Photograph by Kevin A. Roberts
Chuck Berry was born and raised in St. Louis, and he’s always lived in the area. The city could never contain him—or his myriad musical accomplishments. Yet he is perhaps more a part of his hometown now than ever. For years, he has performed monthly (more or less) at Blueberry Hill, where fans can get closer to one of rock ’n’ roll’s founding fathers than would seem possible. And right across the street from the venue, a bronze statue was dedicated last year in Berry’s honor, its permanence a symbol of St. Louis’ recognition of a native son whose impact is not merely local, regional, national, or even global. It is, in fact, interstellar.
Somewhere out in space, hurtling through the galaxy, are two Voyager spacecraft, each fitted with a gold-plated copper phonograph record containing sounds and images of the planet. The records’ contents include spoken languages, animal noises, and music by the likes of Johann Sebastian Bach, Wolfgang Amadeus Mozart, Ludwig van Beethoven, Louis Armstrong…and Chuck Berry, whose “Johnny B. Goode” made the cut.
Some months after the 1977 launch of the spacecraft, Saturday Night Live did a sketch reporting that an alien culture had intercepted the ships and replied. The message? “Send more Chuck Berry.”
Such a reaction, should it ever really come, seems completely plausible. For that’s been the response of the millions of earthbound creatures who have had the pleasure of hearing Berry’s hits—not just “Johnny B. Goode,” but also “Maybellene,” “Roll Over Beethoven,” “School Day,” “Rock & Roll Music,” “Sweet Little Sixteen,” and so many others.
“If you tried to give rock ’n’ roll another name,” John Lennon famously said, “you might call it ‘Chuck Berry.’”
If such praise seems extravagant in an era of popular music that seems particularly disconnected from its rock ’n’ roll roots, it once was self-evident. Rare was the garage band that didn’t cut its teeth on Chuck Berry songs.

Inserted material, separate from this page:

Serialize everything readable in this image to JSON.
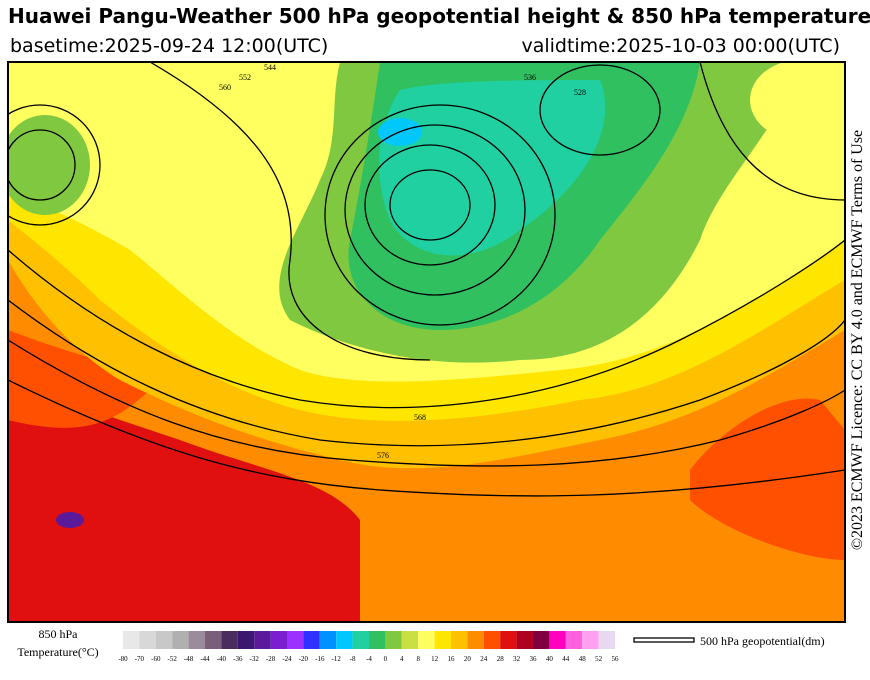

The Beatles recorded some of them, while the Rolling Stones’ Keith Richards wrote in his autobiography, Life, “I could never overstress how important he was in my development. It still fascinates me how this one guy could come up with so many songs and sling it so gracefully and elegantly.” Perhaps rock ’n’ roll’s center has given way too much for it to have any one unifying factor at this late date. But for as long as it was possible, Chuck Berry songs were rock ’n’ roll’s undisputed lingua franca.
There were reasons for this: with his “motorvatin’” rhythms and clarion guitar, Berry married blues and R&B with country music in ways seldom heard before; his records crossed over from R&B to pop charts and his shows—as well as his own Club Bandstand venue in St. Louis—challenged the rule of segregation in the separate-and-unequal days of the 1950s.
Then there were Berry’s lyrics, which were far more advanced than the simple rhymes of most early rock ’n’ roll songs. Berry told stories, like “School Day,” which chronicles the quotidian concerns of a typical teenager; he tweaked the noses of high society with “Roll Over Beethoven,” in which rock ’n’ roll leaves the great composer spinning in his grave; and he decorated various songs with surprisingly poetic images, from the “hurry home drops” in the eyes of little girl Marie in “Memphis” to the “coffee-colored Cadillac” that appears in “Nadine.”
Berry’s aim was seldom political. He always had an eye on the bottom line, of “whatever would sell,” as he wrote in his 1987 autobiography. But that didn’t stop him from writing and recording “Brown Eyed Handsome Man,” a song of racial pride that was coded cleverly enough to pass muster.
His life has been checkered with mistakes, lapses of judgment, and transgressions against the law and against others that have been covered elsewhere ad nauseam. Some—but certainly not all—have forgiven and forgotten them. For his part, Berry seems mellower in his old age and perhaps a little less suspicious of a world that has sometimes dealt him a harsh hand. He is a flawed man, no doubt; but his genius remains unassailable.
It took a long time, but it seems like St. Louis is saying “Hail! Hail!” to Chuck Berry at last.